The Mycenaean palaces were destroyed around 1200 BC by the Dorians, who invaded Greece from the north.
The Mycenaean civilization flourished in the Aegean during the Late Bronze Age, and reached its zenith between ca. 1400 and 1200 BC. Around 1200 BC, many of the Mycenaean centres were destroyed by fire. This period was one of great upheaval throughout the eastern Mediterranean, and also witnessed the destruction of the city-state of Ugarit, the fall of the Hittite Kingdom, and attacks against Egypt by so-called “Sea-Peoples” (for details, refer to Cline 2014).
Sometimes, the fall of the Mycenaean palaces is associated with the so-called “Dorian Invasion” (better: Dorian Migration); at other times, the Dorians are thought to have invaded at some other point during the Dark Ages, the period between the fall of the Mycenaean palaces and the rise of the Greek city-state in the historic era. Until the late twentieth century, there have been many attempts on the part of modern scholars to understand and date the Dorian Invasion, but no serious academic today would contend that it really happened.

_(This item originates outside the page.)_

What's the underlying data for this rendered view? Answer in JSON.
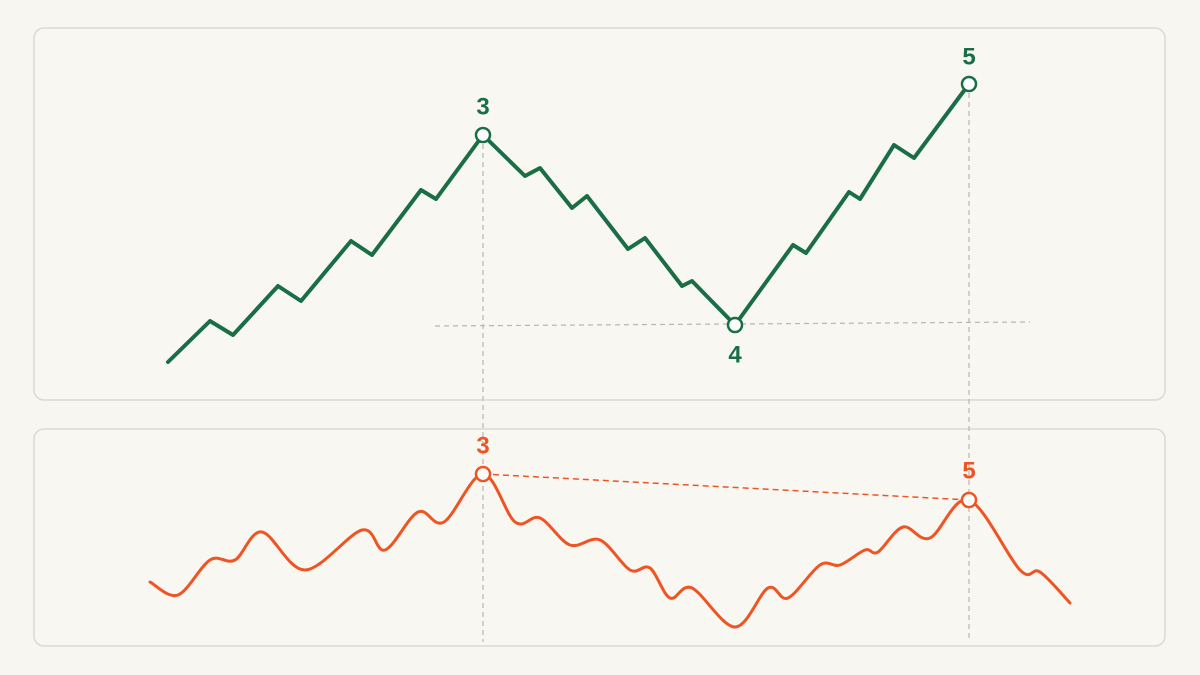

The ancient Greeks of the historic era invented the migration of the Dorian to explain the contemporary distribution of ancient Greek dialects. The ancient Greeks usually distinguished between three main dialects – Ionian, Aeolian, and Dorian – and the Dorians were thought to have been relative newcomers. The problem is that there is little evidence for the presumed migration of Doric-speaking Greeks from somewhere north of the Peloponnese, and the Greek story may not be any more historical than the tales told about the demigods Perseus and Heracles.
Regarding the Dorian question, Oliver Dickinson sums it up well in his The Aegean from Bronze Age to Iron Age (2006), p. 11:
Sometimes, the ‘Dorian invasion’, ‘Ionian migration’ and related population movements reported in the Greek traditions have been treated as historical events that can be approximately dated and used as chronological signposts in the earlier part of the period. But, even if these traditions could be accepted as containing genuine information, the basis for dating them is shaky indeed. […] such movements were essentially dated by reckoning downwards from the Trojan War, but this was not fixed; very varied dates were calculated for it by ancient scholars, all of whom must have based their work on varying interpretations of the genealogies that linked historical persons with famous heroes. But it has long been recognised that these genealogies, among which those of the Spartan royal families are the best known, are too short to fit any possible chronology, if the ‘age of heroes’ is assumed – though this is a very questionable assumption – to have a historical basis in the world of the Mycenaean palaces […].
Jonathan Hall, in the second edition of his History of the Archaic Greek World (2014), has an entire section entitled “Gauging the historicity of the Dorian Migration” (pp. 44-51). He discusses the problem at length before reaching a conclusion very similar to what Dickinson wrote (p. 51):
There can be little doubt that the collapse of the political and economic system centered on the Mycenaean palaces provoked a climate of instability and insecurity and that some people – whether for reasons of safety or economic necessity – decided to abandon their former homes and seek a living elsewhere. But it is also clear that the developed literary narrative for the Dorian migration is the end product of a cumulative synthesis of originally independent traditions. As such, it need not reflect a dim and hazy memory of a genuine single movement of a population from north to south, even if it captures the general instability and mobility of this period. Rather, it seeks to establish a common identity for a plethora of communities whose pedigrees were undoubtedly far from uniform in origin.
In short, there is little merit to the idea that the Dorian Invasion, as a single movement of people, ever happened, and so we rate this claim as false.
- Eric Cline, 1177 BC: The Year Civilization Collapsed (2014).
- Oliver Dickinson, The Aegean from Bronze Age to Iron Age (2006).
- Jonathan Hall, A History of the Archaic Greek World (second, edition 2014).